Nolph K D, Jensen R A, Khanna R, Twardowski Z J
Department of Internal Medicine, University of Missouri Health Sciences, Center, Columbia 65212.
Perit Dial Int. 1994;14(3):261-4.
To calculate the relationships of weekly KT/V urea to standard body weight with different exchange volumes (2, 2.5, or 3 L) for continuous ambulatory peritoneal dialysis (CAPD) in functionally anephric patients and to display the results in graphic form.
Theoretical calculations using previously measured 24-hour dialysate/plasma urea values in 77 CAPD patients and other defined components of weekly KT/V urea.
Measurements and calculations in theoretical patients doing standard CAPD with four daily exchanges.
Theoretical functionally anephric patients on standard CAPD as above.
Theoretical calculations based on instillation of 2-, 2.5-, and 3-L exchange volumes.
Weekly urea clearances normalized to total body water (weekly KT/V urea). The values using different exchange volumes were related to standard body weight.

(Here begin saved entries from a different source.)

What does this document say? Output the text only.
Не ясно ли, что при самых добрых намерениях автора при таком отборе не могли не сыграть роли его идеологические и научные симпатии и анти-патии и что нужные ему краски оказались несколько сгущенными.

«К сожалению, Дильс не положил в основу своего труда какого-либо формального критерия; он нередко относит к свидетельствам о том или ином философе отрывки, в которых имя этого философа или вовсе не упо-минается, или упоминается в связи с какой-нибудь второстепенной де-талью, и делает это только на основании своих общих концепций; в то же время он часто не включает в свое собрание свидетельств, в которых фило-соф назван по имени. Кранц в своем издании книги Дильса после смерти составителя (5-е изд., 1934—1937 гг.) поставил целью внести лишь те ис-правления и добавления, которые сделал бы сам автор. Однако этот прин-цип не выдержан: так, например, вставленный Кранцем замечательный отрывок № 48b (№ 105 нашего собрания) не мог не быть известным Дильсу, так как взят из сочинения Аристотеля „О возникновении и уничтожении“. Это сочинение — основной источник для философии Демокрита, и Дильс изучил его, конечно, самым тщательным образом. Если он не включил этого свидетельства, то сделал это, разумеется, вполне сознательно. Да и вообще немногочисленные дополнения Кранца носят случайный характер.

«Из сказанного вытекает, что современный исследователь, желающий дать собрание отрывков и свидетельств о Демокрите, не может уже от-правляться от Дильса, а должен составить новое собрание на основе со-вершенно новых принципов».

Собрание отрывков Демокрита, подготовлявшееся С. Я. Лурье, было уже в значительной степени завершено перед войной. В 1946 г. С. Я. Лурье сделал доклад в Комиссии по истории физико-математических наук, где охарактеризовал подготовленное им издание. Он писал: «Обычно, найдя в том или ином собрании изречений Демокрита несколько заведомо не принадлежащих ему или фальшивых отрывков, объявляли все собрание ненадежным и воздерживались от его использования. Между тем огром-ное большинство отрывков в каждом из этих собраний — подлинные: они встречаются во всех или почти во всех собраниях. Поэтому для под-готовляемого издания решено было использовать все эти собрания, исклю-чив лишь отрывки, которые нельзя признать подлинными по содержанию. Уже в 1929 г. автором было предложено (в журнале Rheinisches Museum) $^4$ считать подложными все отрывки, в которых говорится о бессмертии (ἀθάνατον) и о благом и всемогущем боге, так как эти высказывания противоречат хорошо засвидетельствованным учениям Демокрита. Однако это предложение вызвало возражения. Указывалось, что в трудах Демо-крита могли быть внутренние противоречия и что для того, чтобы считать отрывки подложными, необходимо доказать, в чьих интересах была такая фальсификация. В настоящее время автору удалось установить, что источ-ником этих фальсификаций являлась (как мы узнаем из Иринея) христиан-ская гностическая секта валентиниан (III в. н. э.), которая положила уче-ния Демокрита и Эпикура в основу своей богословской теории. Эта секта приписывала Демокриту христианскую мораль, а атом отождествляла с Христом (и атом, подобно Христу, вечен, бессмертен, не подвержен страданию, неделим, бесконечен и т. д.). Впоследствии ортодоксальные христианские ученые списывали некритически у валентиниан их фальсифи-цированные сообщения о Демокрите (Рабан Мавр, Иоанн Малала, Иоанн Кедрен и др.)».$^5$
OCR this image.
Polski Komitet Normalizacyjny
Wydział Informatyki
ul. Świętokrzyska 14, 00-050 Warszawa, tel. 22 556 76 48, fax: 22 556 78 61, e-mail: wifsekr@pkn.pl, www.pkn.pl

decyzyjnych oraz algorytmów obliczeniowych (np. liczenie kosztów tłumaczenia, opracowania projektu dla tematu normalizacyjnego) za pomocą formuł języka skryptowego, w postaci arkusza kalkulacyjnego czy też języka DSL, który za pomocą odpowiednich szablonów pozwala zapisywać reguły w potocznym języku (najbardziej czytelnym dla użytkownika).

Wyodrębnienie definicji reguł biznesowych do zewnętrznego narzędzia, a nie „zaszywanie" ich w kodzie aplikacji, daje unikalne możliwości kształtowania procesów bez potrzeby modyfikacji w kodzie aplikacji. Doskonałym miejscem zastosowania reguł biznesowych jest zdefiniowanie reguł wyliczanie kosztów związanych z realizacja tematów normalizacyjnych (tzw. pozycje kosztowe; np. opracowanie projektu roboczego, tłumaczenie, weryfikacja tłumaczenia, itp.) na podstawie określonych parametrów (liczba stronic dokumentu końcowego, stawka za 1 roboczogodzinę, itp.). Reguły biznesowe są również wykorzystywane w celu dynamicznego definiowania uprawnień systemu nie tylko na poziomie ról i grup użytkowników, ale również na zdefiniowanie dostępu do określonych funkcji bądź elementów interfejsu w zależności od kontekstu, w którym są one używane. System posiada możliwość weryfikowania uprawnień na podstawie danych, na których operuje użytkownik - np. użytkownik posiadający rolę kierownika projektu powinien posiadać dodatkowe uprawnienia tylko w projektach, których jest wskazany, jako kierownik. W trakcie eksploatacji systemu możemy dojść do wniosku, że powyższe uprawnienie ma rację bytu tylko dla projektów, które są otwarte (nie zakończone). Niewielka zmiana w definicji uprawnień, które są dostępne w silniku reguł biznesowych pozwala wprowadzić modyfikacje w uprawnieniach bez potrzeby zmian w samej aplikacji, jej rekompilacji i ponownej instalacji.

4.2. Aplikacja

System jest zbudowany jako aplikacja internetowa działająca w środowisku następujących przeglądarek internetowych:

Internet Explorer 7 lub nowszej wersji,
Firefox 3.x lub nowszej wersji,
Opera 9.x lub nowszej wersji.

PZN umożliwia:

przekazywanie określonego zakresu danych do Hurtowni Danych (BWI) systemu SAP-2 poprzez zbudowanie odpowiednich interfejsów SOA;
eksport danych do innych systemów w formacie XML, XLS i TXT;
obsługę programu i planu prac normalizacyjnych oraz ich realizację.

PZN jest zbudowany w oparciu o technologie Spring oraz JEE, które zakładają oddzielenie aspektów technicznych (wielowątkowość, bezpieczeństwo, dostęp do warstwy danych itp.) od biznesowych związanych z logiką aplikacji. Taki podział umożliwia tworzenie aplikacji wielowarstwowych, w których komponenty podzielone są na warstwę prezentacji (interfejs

Although a minimum recommended weekly KT/V urea target is arbitrary, the results illustrate the range of flexibility of CAPD relative to KT/V urea values with variations in exchange volume. The standard weights above which anephric patients on CAPD using four exchanges per day with 2-, 2.5-, and 3-L exchanges cannot reach a weekly KT/V urea target of 1.7, have been identified. The range of weekly KT/V urea levels possible with different exchange-volume programs has been graphically illustrated.
Weights above which a weekly KT/V urea of 1.7 cannot be reached in functionally anephric patients are 64, 77.6, and 91 kg for CAPD using 2-, 2.5-, and 3-L exchanges, respectively.
计算功能无肾患者持续性非卧床腹膜透析(CAPD)中不同交换量(2L、2.5L或3L)下每周尿素清除率(KT/V)与标准体重的关系,并以图形形式展示结果。
使用先前测量的77例CAPD患者的24小时透析液/血浆尿素值及每周KT/V尿素的其他确定成分进行理论计算。
对进行标准CAPD且每日四次交换的理论患者进行测量和计算。
上述进行标准CAPD的功能无肾理论患者。
基于2L、2.5L和3L交换量的注入进行理论计算。
归一化至总体水的每周尿素清除率(每周KT/V尿素)。使用不同交换量的值与标准体重相关。
尽管推荐的每周KT/V尿素最低目标是任意的,但结果说明了CAPD相对于KT/V尿素值随交换量变化的灵活性范围。已确定了使用2L、2.5L和3L交换量且每日四次交换的CAPD无肾患者无法达到每周KT/V尿素目标1.7时的标准体重。已以图形方式说明了不同交换量方案可能达到的每周KT/V尿素水平范围。
对于功能无肾患者,使用2L、2.5L和3L交换量的CAPD分别在体重高于64kg、77.6kg和91kg时无法达到每周KT/V尿素1.7。